Among those killed was Brig. Gen. Shirko Fateh, the highest-ranking operational commander of the Peshmerga brigade located in Kirkuk.
Photos posted by ISIS purportedly show the group’s militants in control of parts of south and southwest Kirkuk, burning tents that had been used by Peshmerga troops.
Chemical weapons expert killed, U.S. says
The U.S. military said Friday that an ISIS chemical weapons expert was killed during a coalition strike late last week.
Abu Malik worked in Saddam Hussein’s chemical weapons program before joining al Qaeda in 2005, U.S. Central Command said.
He was killed January 24 near Mosul.
“His death is expected to temporarily degrade and disrupt the terrorist network and diminish (ISIS’) ability to potentially produce and use chemical weapons against innocent people,” the military said.

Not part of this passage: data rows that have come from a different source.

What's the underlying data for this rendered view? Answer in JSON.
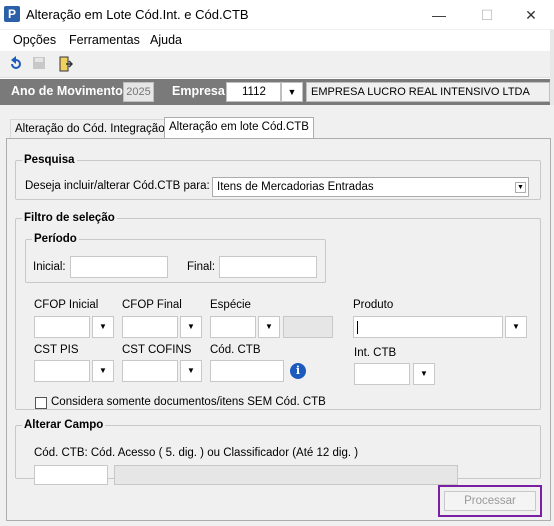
{
  "window": {
    "title": "Alteração em Lote Cód.Int. e Cód.CTB",
    "app_icon_letter": "P",
    "minimize": "—",
    "maximize": "☐",
    "close": "✕"
  },
  "menu": [
    "Opções",
    "Ferramentas",
    "Ajuda"
  ],
  "toolbar": {
    "icons": [
      "undo-icon",
      "save-icon",
      "exit-icon"
    ]
  },
  "header": {
    "ano_label": "Ano de Movimento",
    "ano_value": "2025",
    "empresa_label": "Empresa",
    "empresa_code": "1112",
    "empresa_name": "EMPRESA LUCRO REAL INTENSIVO LTDA"
  },
  "tabs": [
    "Alteração do Cód. Integração",
    "Alteração em lote Cód.CTB"
  ],
  "pesquisa": {
    "legend": "Pesquisa",
    "prompt": "Deseja incluir/alterar Cód.CTB para:",
    "selected": "Itens de Mercadorias Entradas"
  },
  "filtro": {
    "legend": "Filtro de seleção",
    "periodo_legend": "Período",
    "inicial_label": "Inicial:",
    "final_label": "Final:",
    "cfop_inicial": "CFOP Inicial",
    "cfop_final": "CFOP Final",
    "especie": "Espécie",
    "produto": "Produto",
    "cst_pis": "CST PIS",
    "cst_cofins": "CST COFINS",
    "cod_ctb": "Cód. CTB",
    "int_ctb": "Int. CTB",
    "checkbox_label": "Considera somente documentos/itens SEM Cód. CTB"
  },
  "alterar": {
    "legend": "Alterar Campo",
    "hint": "Cód. CTB: Cód. Acesso ( 5. dig. ) ou Classificador (Até 12 dig. )"
  },
  "processar_label": "Processar"
}
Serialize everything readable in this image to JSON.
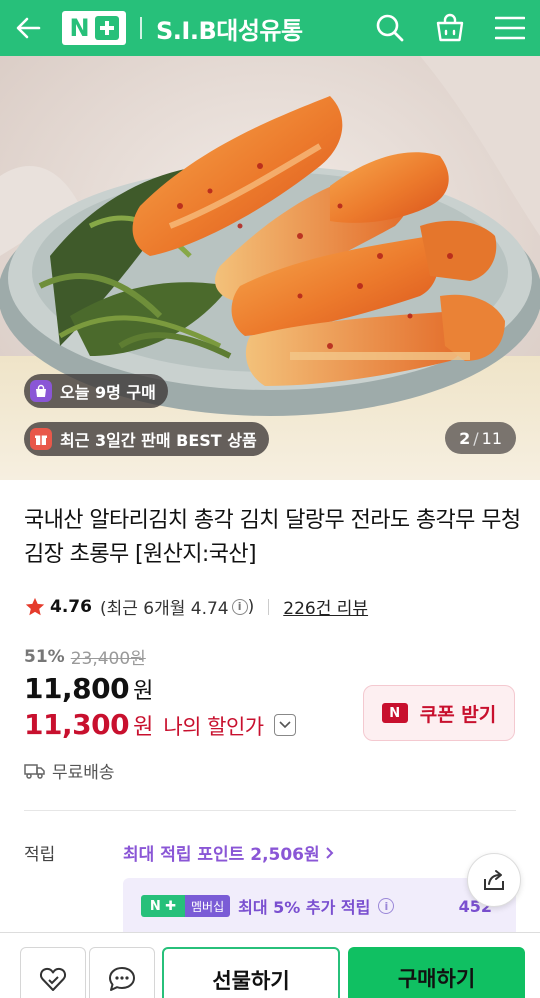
{
  "header": {
    "store_name": "S.I.B대성유통",
    "brand_accent": "#27c07a"
  },
  "hero": {
    "badge_today": "오늘 9명 구매",
    "badge_best": "최근 3일간 판매 BEST 상품",
    "pager_current": "2",
    "pager_total": "11"
  },
  "product": {
    "title": "국내산 알타리김치 총각 김치 달랑무 전라도 총각무 무청 김장 초롱무 [원산지:국산]",
    "rating": "4.76",
    "rating_recent": "(최근 6개월 4.74",
    "rating_recent_close": ")",
    "review_count": "226건 리뷰",
    "discount_rate": "51%",
    "original_price": "23,400원",
    "price": "11,800",
    "price_unit": "원",
    "my_price": "11,300",
    "my_price_unit": "원",
    "my_price_label": "나의 할인가",
    "coupon_label": "쿠폰 받기",
    "shipping": "무료배송"
  },
  "points": {
    "label": "적립",
    "max_points": "최대 적립 포인트 2,506원",
    "member_badge": "멤버십",
    "member_text": "최대 5% 추가 적립",
    "member_value": "452"
  },
  "bottom": {
    "gift_label": "선물하기",
    "buy_label": "구매하기"
  },
  "colors": {
    "accent": "#27c07a",
    "sale_red": "#c8102e",
    "purple": "#8a56d6"
  }
}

There is no public evidence that ISIS has a dedicated weapons of mass destruction program.
But U.S. Central Command said: “His past training and experience provided the terrorist group with expertise to pursue a chemical weapons capability.”
Oil reserves make Kirkuk a big prize
Kirkuk is a strategically important city in the months-long fight, one that has pitted ISIS against the Peshmerga, Iraqi government troops and an international coalition that has carried out airstrikes against the terrorist group.

It is one of the few notable cities – apart from the region of Kurdistan and its capital, Irbil – in northern Iraq that haven’t fallen to ISIS. Part of its significance stems from the fact its oil reserves are almost as much as those in southern Iraq.
The Kurds and the central Iraqi government in Baghdad have long wrangled over control of those reserves, with each side wanting to keep hold of them. ISIS, which relies heavily on revenue from oil smuggling to fund its operations, has been coveting them, too.